2. Clinical Impacts: Base Excision Repair (BER) has been show to be a critical cellular pathway required to maintain DNA stability, in both prokaryotes and eukaryotes, and its loss results in major genomic instability. Loss on BER in mycobacteria makes them very prone to oxidizing agents, suggesting that inhibition of this pathway could be a target for the development of novel antibiotics in a range of pathogens. We propose to exploit the molecular and cellular information obtained from these studies to help to develop a much better understanding of these repair mechanisms and, in turn, guide the design of novel clinical strategies to treat a range of drug-resistance pathogenic bacterial infections e.g. TB.

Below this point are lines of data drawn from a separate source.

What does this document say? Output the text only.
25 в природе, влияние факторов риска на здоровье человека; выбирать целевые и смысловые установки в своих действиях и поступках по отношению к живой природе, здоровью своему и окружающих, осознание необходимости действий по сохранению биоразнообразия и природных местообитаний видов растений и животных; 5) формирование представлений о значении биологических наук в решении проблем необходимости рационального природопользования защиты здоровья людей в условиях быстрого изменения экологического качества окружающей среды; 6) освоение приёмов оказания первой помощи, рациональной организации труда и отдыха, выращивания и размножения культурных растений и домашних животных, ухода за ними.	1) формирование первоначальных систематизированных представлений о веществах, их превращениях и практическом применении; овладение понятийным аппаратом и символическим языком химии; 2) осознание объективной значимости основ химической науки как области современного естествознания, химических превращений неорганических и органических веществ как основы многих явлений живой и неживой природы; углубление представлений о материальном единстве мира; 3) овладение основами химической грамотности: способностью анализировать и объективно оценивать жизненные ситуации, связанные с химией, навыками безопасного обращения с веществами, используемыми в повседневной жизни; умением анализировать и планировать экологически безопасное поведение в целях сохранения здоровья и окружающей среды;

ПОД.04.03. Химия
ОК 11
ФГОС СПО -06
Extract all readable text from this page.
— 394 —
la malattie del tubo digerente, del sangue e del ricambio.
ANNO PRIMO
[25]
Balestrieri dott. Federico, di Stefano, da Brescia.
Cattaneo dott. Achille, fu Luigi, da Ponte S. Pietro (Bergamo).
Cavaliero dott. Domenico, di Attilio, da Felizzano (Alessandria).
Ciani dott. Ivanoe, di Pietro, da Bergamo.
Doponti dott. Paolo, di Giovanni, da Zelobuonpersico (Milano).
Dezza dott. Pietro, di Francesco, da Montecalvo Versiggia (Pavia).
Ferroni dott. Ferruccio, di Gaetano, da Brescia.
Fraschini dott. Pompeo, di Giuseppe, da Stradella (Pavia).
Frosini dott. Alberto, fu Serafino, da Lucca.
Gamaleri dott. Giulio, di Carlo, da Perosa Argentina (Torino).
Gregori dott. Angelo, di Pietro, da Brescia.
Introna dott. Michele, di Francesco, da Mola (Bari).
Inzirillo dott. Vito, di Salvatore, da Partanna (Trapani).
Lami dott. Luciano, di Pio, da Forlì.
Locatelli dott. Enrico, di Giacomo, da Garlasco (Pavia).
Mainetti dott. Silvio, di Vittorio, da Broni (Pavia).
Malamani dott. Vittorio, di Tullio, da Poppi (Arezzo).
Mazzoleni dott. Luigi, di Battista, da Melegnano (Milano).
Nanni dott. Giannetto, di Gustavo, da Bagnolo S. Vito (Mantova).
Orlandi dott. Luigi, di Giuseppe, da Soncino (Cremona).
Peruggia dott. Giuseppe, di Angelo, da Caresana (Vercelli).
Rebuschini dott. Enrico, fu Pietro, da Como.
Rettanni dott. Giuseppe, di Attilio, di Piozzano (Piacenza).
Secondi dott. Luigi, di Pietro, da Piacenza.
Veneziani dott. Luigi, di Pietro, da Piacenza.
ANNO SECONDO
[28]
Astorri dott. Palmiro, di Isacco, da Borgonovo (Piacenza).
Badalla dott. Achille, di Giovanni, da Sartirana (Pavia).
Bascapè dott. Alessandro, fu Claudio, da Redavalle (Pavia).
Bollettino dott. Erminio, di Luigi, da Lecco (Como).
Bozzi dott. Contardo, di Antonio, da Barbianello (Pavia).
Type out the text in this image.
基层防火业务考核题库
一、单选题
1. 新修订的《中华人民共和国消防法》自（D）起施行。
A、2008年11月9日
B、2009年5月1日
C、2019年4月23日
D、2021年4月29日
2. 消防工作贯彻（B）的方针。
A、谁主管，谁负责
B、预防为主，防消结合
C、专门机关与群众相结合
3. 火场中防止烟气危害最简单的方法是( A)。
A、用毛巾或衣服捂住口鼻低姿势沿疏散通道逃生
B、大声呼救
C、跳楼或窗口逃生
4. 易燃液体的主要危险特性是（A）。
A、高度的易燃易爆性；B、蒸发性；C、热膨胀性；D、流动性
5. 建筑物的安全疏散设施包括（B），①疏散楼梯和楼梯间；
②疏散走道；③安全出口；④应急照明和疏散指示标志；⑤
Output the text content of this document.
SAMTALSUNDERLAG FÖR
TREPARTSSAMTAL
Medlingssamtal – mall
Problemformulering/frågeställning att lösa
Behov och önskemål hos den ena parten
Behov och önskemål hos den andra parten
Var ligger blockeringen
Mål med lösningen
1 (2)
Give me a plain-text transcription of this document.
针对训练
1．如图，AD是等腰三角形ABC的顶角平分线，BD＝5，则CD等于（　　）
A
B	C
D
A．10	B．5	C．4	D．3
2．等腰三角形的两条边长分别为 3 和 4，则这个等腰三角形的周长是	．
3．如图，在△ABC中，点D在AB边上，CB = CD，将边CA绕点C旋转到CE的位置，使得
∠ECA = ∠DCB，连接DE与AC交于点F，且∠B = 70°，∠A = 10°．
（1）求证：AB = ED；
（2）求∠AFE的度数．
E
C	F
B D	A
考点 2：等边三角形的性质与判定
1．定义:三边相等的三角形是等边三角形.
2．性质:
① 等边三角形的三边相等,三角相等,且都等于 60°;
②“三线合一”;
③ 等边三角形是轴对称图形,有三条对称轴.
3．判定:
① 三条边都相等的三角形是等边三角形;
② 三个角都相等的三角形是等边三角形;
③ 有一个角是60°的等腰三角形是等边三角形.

3. Industrial impacts: We have previously developed a mycobacterial DNA repair system (Ku-Ligase D) into an application for the biotechnology sector. We will use this experience to optimally exploit the newly characterised enzymes (PPC & LigC), which also have potential for commercial development for uses in the biotechnology sector e.g. uses in molecular biology applications and in clinical diagnostics. In addition, knowledge gained in this study will greatly aid in the development of small molecular inhibitors that could potentially act as lead compounds for a future antibiotic development programme.